Nitrogen-Doping in ZnO via Combustion Synthesis?

We report the synthesis and characterization of colored ZnO-based powders via solution combustion reaction of urea and zinc nitrate hexahydrate in varying molar ratios between 1:1 and 10:1. Among other techniques, we employ X-ray diffraction, nuclear magnetic resonance, and Raman spectroscopy to characterize the products. Within a narrow range of reactant ratios, we reproducibly find an unidentified, crystalline precursor phase related to isocyanuric acid next to ZnO. Finally, we complement our investigations by performing Prompt Gamma Activation Analysis (PGAA) on selected products in order to directly determine elemental bulk compositions and compare these with X-ray photoelectron spectroscopy (XPS) measurements.
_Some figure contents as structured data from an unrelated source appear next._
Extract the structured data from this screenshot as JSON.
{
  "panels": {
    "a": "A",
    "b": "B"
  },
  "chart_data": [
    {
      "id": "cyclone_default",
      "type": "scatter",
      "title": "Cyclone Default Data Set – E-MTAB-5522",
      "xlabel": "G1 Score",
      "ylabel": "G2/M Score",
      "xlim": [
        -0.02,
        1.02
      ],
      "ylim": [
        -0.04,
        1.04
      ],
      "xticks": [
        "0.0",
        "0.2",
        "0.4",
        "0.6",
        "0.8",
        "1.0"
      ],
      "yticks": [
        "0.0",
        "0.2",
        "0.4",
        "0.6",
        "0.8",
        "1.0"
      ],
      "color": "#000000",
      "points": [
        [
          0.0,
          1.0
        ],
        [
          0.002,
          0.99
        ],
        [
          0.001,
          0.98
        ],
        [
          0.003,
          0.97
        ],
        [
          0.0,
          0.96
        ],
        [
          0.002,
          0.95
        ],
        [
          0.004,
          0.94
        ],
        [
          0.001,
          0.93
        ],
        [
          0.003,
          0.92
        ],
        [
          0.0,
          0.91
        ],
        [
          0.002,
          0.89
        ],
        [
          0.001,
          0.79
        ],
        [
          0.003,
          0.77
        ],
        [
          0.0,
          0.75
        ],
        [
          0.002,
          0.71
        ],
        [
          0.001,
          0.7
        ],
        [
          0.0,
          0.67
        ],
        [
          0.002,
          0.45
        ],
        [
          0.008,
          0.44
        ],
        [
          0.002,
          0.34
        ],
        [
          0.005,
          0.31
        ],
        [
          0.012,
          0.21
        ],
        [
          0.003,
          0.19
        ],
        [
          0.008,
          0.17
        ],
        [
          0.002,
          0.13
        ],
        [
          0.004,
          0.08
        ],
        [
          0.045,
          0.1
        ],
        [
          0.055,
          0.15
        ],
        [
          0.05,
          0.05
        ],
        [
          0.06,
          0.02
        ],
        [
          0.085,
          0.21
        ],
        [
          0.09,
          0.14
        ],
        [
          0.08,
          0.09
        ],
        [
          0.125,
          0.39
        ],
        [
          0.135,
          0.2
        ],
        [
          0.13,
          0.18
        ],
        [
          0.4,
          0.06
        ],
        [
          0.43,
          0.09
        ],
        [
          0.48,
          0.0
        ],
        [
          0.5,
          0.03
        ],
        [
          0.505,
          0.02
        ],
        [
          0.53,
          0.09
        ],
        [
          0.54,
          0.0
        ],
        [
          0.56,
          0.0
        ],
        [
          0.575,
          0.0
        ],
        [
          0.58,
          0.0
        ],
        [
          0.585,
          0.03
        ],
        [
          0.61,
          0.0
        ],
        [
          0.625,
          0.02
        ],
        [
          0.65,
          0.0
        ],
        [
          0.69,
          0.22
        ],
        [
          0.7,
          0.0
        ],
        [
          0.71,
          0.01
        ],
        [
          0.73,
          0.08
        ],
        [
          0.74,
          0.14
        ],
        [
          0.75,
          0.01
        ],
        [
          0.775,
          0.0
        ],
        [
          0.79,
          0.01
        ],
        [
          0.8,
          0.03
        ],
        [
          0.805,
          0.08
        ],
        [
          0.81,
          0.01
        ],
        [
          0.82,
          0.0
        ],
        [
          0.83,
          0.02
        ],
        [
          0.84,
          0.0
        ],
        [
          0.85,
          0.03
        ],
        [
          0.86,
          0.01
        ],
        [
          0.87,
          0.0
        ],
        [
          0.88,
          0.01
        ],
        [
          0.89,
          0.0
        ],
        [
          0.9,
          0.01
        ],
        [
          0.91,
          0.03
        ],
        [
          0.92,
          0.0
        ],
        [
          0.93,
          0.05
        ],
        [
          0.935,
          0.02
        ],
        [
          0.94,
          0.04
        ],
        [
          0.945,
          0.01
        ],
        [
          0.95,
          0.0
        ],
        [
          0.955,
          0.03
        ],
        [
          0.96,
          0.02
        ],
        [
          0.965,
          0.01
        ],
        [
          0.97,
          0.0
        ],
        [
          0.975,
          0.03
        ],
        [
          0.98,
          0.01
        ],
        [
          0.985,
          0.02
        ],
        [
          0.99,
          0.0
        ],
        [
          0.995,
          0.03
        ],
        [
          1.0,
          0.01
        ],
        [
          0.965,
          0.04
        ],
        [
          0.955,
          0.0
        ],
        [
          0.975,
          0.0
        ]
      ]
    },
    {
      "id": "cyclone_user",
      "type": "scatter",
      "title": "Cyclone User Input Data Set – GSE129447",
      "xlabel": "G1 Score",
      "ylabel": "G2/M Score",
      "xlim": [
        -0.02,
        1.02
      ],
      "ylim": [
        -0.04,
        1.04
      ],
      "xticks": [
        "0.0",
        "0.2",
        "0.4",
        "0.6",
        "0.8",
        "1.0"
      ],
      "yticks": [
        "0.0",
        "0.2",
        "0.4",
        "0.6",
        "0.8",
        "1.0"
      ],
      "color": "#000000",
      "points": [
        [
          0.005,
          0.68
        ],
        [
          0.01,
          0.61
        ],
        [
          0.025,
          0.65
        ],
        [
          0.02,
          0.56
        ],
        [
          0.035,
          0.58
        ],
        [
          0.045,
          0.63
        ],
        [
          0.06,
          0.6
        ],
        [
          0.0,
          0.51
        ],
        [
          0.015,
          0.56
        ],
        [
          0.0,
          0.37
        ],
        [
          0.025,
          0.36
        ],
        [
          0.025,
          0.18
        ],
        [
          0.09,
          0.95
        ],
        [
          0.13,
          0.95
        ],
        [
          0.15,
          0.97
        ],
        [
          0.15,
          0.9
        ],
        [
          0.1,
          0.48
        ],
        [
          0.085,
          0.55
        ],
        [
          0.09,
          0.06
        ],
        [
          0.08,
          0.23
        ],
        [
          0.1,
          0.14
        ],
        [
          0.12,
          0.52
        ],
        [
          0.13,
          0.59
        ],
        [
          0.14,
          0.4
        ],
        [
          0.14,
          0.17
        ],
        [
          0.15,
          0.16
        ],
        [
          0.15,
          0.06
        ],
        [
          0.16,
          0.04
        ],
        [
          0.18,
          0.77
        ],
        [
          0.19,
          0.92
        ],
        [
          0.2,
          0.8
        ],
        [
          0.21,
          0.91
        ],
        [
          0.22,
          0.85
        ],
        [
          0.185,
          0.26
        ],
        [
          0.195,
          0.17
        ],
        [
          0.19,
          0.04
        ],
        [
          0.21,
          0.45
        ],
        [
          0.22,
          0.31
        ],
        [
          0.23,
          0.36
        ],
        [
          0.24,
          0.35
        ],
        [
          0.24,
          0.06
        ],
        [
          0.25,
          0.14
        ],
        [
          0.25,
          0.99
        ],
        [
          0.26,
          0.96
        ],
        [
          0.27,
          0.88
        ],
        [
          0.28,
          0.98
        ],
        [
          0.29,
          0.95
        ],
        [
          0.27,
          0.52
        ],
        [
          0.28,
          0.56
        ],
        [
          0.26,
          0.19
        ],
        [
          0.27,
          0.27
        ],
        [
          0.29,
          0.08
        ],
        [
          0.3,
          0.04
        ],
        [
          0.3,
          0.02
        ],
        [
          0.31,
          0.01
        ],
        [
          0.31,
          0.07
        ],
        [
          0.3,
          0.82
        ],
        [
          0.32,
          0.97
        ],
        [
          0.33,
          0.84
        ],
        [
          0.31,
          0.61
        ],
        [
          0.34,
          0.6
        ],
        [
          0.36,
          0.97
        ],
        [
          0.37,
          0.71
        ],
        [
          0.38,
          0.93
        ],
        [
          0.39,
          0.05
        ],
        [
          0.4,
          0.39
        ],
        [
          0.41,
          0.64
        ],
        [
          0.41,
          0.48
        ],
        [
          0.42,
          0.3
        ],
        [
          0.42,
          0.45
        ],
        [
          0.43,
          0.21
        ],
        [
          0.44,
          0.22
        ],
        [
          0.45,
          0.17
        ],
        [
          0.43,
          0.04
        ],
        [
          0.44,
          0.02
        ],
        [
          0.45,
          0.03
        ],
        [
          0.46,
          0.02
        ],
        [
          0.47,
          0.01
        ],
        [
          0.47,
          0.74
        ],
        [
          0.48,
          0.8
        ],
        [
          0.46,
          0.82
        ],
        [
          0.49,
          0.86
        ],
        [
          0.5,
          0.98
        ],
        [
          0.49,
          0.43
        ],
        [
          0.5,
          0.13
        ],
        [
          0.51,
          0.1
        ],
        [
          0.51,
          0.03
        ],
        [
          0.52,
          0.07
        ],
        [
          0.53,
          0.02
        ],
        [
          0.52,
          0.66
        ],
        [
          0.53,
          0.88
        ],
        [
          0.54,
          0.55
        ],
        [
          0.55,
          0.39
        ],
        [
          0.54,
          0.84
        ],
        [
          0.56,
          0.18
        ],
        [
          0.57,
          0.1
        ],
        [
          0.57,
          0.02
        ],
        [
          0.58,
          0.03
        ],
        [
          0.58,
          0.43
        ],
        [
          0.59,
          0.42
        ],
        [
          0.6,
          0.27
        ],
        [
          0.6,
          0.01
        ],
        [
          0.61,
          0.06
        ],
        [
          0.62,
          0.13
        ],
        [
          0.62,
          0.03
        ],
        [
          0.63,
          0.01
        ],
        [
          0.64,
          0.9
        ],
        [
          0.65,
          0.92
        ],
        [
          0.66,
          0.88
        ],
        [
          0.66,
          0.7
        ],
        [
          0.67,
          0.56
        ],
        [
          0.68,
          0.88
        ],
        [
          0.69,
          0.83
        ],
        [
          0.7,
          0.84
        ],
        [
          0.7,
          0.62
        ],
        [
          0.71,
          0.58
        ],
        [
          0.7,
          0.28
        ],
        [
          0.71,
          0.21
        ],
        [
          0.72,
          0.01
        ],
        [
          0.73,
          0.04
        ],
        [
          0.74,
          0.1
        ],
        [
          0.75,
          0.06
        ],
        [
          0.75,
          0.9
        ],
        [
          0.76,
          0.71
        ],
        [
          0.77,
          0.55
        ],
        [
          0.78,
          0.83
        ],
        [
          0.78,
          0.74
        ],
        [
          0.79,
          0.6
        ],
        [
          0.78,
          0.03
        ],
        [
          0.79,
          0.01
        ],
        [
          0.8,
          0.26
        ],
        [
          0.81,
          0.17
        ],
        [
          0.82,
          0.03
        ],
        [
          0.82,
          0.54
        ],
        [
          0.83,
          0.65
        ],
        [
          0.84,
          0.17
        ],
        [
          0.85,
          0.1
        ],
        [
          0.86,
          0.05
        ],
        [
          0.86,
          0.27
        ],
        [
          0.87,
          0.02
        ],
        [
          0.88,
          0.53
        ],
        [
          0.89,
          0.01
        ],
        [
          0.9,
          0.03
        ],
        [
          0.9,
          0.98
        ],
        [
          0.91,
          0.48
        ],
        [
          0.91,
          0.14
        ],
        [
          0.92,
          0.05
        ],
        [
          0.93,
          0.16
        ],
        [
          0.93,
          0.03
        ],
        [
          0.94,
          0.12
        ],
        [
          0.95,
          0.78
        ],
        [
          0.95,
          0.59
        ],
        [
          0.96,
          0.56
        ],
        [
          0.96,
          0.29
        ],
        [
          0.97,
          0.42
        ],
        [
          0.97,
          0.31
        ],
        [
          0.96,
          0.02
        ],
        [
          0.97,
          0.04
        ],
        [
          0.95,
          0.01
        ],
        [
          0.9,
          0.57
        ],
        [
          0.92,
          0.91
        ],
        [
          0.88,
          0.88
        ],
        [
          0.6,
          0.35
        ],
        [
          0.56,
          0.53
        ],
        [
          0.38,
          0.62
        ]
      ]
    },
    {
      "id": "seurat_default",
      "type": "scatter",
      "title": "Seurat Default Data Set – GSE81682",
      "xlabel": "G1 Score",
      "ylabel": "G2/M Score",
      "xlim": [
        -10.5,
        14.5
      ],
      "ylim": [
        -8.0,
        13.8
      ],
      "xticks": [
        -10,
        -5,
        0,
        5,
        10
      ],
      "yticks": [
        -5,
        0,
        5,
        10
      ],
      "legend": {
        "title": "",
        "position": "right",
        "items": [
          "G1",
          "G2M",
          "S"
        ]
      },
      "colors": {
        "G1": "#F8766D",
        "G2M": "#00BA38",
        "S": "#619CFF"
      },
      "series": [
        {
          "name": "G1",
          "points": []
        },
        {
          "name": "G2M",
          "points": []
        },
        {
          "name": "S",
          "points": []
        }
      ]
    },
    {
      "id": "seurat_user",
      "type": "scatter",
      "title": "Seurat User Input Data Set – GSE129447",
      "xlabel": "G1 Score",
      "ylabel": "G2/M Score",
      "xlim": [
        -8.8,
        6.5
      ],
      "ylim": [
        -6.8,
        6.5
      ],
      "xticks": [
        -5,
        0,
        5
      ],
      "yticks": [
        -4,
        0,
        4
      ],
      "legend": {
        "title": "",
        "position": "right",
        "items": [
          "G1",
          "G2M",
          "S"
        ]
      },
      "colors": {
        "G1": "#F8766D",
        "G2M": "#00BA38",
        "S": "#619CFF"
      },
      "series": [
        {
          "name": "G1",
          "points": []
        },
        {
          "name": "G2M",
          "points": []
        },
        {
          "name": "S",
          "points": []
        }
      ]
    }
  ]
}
Our data show traces of nitrogen mainly on the surface of the particles, and thus we question the solution combustion method as a reliable synthesis toward N-doped ZnO. Furthermore, we exclude nitrogen as being responsible for the appearance of the four controversially discussed Raman bands superimposed onto the spectrum of pure ZnO (at 275, 510, 582, and 643 cm–1) and show that the combination of PGAA and XPS is an excellent and complementary method to obtain information about the distribution of the elements in question.